Kashmir saw Islamic terror much before West: Indian columnist at US Congress
Sunanda Vashisht was speaking at the Congressional hearing organised by Tom Lantos HR Commission | ANI video grab

Kashmir saw Islamic terror much before West: Indian columnist at US Congress

Kashmir has witnessed “ISIS-level of horror and brutality” even before the West was even introduced to the brutalities of radical Islamic terror, columnist Sunanda Vashisht told a US Congressional hearing on Human Rights in Washington on Thursday (November 15).

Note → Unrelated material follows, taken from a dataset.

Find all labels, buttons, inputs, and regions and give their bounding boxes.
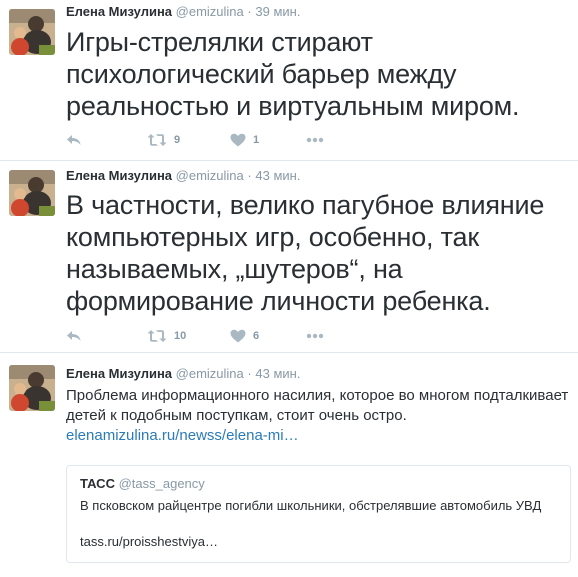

Stating that international cooperation in India’s fight against terror would solve the human rights problem in the state, Vashisht said, “India’s democratic credentials are unmatched. The country has successfully, in a democratic setup, defeated insurgencies in Punjab and the northeast. It is time to strengthen India against such insurgencies and the human rights problems will be solved forever”.

The hearing was organised by the Tom Lantos HR Commission. This is the second hearing by US Congress in the last three weeks on Kashmir, which has been under partial restrictions since the abrogation of Article 370 on August 5. The hearing mostly comprised Democrats, who have been more vocal in their criticism after India revoked the special status of Jammu and Kashmir under Article 370 and split it into two union territories.

Stating that India has not occupied Kashmir, Vashisht said Kashmir was always an integral part of India. “India is not just a 70-year-old identity, but a 5,000-year-old civilisation. There is no India without Kashmir, and no Kashmir without India”, she added.

On her comment on “ISIS level of horror and brutality” she had seen in Kashmir, the columnist said, “I am glad these hearings are happening here today because when my family and everyone like me lost our homes, our livelihood and our way of life, the world remained silent.”

Responding to Vashishit, Sheila Jackson Lee, a Congresswoman from Texas, asked for a pathway to ensure human rights in the region and sought the Indian government’s permission to allow US Congress members to visit the Valley.